Saturday, March 9, 2013

Give Me A Double Shot of Krugman



Both good pieces. The first on why austerians in the US are wrong, the second on the damage austerity has done to the UK economy.   Surprise!  Contractionary policy is contractionary.  But they don't care about deficits. They care about keeping taxes low on rich people (with a side order of kicking the poors). 
 
Anyone who is serious (as opposed to Serious) about matters fiscal knows that it's highly misleading just to focus on the raw deficit numbers (ONE TRILLION DOLLARS), for two reasons.
First, fluctuations in the deficit tend to be driven by the business cycle; when the economy slumps, revenues fall and some kinds of expenditure, like unemployment benefits, rise. You want to take out these "automatic stabilizers" when assessing the underlying state of the budget.
Second, we don't have to balance the budget to have a sustainable fiscal position; all we need is to ensure that debt grows more slowly than GDP.
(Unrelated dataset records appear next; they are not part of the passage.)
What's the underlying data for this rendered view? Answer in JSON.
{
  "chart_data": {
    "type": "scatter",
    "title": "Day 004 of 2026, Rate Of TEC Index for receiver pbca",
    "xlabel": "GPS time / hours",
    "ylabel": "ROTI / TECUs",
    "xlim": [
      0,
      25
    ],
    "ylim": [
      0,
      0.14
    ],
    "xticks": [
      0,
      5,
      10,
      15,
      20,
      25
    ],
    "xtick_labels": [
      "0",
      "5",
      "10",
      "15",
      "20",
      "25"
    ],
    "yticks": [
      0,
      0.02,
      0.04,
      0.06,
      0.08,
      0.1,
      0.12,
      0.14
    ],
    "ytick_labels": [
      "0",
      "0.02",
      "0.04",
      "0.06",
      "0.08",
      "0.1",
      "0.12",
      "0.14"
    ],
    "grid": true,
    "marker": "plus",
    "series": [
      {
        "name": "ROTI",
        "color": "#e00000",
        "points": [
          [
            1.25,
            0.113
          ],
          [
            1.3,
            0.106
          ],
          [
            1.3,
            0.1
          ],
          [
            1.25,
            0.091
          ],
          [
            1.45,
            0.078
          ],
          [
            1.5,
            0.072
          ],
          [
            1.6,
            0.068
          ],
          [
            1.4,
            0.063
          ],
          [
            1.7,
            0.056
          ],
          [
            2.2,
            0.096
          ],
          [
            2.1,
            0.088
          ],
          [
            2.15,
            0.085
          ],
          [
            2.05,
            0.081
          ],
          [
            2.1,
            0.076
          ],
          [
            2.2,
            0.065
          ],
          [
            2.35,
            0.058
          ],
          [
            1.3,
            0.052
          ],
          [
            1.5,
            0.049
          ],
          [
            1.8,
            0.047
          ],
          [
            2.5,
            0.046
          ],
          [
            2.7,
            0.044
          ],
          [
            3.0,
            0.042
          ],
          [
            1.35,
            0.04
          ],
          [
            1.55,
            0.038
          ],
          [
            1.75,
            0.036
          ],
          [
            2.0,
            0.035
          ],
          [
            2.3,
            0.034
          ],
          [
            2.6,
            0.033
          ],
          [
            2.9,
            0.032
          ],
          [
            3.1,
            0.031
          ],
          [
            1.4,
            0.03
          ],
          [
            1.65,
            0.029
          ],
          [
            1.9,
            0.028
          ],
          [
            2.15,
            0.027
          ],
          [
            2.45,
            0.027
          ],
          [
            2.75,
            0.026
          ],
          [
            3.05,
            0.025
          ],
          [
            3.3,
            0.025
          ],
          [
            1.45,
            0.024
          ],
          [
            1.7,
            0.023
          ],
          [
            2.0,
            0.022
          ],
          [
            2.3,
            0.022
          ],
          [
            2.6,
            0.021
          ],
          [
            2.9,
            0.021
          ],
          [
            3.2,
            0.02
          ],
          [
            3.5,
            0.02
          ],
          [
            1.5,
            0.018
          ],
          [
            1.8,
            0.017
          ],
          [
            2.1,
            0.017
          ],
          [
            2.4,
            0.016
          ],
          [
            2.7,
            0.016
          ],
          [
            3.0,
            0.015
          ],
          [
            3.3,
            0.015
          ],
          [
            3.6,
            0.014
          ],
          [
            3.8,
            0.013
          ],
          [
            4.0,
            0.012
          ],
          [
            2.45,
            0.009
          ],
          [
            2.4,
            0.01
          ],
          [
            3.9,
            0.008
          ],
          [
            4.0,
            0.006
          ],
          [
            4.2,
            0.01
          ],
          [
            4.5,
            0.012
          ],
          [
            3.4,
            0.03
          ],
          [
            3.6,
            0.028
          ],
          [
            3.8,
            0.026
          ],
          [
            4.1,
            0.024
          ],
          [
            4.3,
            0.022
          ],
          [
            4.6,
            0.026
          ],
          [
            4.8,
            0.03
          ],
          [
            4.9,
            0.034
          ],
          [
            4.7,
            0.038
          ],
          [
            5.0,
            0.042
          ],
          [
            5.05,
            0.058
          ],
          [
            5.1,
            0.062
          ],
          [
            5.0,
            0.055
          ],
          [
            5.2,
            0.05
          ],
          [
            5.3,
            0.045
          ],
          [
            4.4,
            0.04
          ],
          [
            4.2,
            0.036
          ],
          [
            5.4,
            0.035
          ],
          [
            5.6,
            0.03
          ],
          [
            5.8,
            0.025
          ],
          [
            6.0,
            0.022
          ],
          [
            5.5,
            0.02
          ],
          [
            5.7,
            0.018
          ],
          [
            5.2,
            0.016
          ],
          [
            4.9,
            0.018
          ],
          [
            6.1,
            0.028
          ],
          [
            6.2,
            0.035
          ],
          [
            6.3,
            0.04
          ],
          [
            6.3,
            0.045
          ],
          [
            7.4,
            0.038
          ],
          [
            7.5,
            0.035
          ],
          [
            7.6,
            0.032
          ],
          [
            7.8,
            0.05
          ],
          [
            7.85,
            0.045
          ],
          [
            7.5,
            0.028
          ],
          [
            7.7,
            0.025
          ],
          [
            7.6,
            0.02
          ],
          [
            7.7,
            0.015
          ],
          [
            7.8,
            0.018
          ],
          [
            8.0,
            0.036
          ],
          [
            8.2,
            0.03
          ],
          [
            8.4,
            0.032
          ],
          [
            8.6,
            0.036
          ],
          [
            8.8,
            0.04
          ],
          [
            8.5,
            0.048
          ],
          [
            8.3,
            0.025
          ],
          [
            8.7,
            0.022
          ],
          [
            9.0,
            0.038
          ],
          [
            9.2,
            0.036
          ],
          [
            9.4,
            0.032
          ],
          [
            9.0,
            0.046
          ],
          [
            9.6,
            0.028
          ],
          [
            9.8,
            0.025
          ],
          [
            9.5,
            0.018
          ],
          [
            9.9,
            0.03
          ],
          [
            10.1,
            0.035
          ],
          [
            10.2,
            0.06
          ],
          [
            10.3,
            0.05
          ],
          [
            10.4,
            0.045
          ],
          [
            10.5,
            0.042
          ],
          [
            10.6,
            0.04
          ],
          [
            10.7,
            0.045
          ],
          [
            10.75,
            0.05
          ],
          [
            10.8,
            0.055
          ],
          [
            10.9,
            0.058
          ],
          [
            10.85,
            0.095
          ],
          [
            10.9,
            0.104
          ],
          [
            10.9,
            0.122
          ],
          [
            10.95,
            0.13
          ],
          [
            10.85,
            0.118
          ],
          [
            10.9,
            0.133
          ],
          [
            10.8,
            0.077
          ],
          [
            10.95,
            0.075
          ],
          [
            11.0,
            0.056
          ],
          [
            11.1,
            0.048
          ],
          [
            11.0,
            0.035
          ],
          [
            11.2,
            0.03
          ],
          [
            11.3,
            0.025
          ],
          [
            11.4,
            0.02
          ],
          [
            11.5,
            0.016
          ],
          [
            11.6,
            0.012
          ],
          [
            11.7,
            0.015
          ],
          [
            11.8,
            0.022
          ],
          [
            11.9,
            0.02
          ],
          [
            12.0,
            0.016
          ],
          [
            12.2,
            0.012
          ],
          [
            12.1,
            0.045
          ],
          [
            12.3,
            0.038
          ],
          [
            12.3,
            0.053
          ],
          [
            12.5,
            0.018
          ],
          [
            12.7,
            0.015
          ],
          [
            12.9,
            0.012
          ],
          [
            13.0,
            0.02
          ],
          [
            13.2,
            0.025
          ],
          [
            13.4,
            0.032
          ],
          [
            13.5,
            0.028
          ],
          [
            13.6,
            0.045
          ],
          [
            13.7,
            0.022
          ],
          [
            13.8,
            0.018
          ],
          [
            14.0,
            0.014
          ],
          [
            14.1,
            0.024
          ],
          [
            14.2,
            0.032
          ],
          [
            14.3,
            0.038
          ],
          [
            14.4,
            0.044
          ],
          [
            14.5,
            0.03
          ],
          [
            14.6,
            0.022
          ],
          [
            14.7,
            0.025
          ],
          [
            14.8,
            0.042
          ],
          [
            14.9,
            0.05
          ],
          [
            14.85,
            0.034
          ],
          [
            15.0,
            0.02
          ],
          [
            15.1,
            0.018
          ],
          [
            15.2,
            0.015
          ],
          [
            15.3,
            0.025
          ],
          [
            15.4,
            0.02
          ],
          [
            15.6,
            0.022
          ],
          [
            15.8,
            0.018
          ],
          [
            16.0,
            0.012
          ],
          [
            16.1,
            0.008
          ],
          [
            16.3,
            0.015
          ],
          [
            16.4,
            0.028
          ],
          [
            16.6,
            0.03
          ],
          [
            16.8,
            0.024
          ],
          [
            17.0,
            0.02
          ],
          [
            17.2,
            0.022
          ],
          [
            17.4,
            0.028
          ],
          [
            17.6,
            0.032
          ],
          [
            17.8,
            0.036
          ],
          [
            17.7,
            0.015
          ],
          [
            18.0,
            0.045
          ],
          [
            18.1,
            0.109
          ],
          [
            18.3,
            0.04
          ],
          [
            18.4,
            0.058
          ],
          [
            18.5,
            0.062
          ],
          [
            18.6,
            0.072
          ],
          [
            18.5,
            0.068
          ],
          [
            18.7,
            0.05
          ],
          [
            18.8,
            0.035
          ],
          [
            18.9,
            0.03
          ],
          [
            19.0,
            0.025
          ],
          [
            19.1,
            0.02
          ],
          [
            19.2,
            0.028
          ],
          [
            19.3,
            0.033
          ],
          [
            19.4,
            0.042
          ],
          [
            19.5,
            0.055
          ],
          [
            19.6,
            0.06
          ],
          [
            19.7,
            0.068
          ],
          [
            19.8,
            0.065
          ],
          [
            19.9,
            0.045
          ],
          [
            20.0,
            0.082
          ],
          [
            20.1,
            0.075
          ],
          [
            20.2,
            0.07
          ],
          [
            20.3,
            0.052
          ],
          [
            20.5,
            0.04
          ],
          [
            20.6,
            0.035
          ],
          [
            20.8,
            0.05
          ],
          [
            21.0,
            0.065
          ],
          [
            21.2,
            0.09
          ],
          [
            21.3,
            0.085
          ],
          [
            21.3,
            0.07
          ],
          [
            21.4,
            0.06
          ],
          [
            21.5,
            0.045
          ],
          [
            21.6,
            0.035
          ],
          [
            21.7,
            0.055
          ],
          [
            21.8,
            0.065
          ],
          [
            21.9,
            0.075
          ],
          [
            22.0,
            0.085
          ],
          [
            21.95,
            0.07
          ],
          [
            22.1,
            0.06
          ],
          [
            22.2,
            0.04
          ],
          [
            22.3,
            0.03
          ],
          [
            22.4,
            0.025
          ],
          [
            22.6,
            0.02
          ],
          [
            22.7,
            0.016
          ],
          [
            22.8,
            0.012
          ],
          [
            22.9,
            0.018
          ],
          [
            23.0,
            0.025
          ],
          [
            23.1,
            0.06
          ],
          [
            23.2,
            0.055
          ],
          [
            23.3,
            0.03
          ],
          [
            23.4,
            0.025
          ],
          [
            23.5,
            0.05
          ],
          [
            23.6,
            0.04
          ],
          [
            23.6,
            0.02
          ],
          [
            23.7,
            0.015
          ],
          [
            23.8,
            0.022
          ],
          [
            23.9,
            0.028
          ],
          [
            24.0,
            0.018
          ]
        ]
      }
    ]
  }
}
I was particularly struck by the way Cameron is still claiming that Britain's low interest rates show that his policy is successful and necessary. This is a bit like the high priest sacrificing a virgin once a month to ensure that the sun keeps rising, then claiming that the fact that the sun has risen proves that the sacrifice was indeed necessary. The obvious test is to compare Britain with other countries; if Britain's 2.07 percent bond yield validates his policies, does America's 2.05 percent yield validate Obama's? Or better yet, does France's 2.10 percent yield validate Hollande's? Or is the point, perhaps, that every country that borrows in its own currency (or, in the case of France, finally has a central bank willing to do its job by providing liquidity) can now borrow cheaply?